In this third installment of Jones's series about ex-cop August Octavio Snow, Ronaldo Ochoa is being blackmailed into selling his historic company Authentico Foods in Detroit's Mexicantown neighborhood. Wanting to know who is threatening his neighbor, August investigates, finding himself ensnared in a dangerous net of ruthless billionaire developers.
a long, violent love letter to the city of Detroit, warts and roses and all ... this latest installment displays an insider’s familiarity with a once-promising city gleaned from traversing streets where the busses don’t run and one is bound to rub elbows (and possibly more) with folks who many would wisely cross the street to avoid ... not just explosions and fisticuffs. Jones takes August on a culinary tour of Detroit, which will have some readers (including this one) checking their Waze app to see if a drive of a few hours to the city for lunch or dinner is feasible. If there is a downer to the book, it is the somewhat ham-handed 'woke' sledgehammering that permeates it from beginning to end ... That said, one should come to this story for the action and stay for the scenery and the characters.

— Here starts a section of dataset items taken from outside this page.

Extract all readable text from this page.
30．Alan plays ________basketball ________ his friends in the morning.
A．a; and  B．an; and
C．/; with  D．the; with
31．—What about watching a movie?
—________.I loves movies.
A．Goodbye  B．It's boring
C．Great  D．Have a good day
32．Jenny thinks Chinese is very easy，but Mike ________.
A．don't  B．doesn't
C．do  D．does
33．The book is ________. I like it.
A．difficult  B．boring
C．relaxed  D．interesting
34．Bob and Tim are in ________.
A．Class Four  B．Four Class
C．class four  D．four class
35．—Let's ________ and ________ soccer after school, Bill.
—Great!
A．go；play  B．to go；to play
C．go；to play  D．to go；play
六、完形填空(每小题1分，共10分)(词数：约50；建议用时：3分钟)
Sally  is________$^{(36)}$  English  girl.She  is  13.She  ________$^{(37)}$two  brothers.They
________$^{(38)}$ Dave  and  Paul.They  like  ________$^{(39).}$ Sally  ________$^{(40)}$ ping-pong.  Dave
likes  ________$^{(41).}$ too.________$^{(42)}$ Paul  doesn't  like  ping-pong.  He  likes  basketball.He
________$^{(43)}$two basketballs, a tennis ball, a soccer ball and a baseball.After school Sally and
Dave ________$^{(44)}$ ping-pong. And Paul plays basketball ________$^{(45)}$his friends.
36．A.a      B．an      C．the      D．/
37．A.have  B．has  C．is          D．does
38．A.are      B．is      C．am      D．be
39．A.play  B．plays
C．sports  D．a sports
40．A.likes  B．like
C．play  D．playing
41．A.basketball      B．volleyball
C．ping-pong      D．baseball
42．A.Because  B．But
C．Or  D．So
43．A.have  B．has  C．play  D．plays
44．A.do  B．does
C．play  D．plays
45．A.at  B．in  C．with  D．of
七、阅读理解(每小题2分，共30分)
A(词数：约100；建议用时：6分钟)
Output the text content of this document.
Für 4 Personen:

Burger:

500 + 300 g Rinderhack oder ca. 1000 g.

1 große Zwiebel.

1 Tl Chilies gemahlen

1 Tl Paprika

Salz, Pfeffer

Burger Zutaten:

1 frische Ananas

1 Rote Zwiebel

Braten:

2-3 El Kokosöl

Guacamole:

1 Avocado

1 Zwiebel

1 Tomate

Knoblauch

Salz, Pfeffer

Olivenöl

The plot kicks in to high gear when Ronaldo is killed in his office and August’s godfather is critically wounded ... Dead of Winter moves at lightning speed with crisp, smart dialogue, believable characters and an affection for Detroit and its residents. August is a hero in his neighborhood but he is no saint. The reliance on the occasional unnecessary violence sometimes mars an otherwise solid plot. Still, Hammett Prize winner Jones gives readers a character worth rooting for in what should be a long-running series.
Jones builds a raucous and endearing cast of characters from his inner-city setting, fusing neighborhood camaraderie with streetwise know-how and head-banging action. This is a fine thriller in the grand hard-boiled tradition, but it’s also a sensitive, multifaceted portrait of race in America.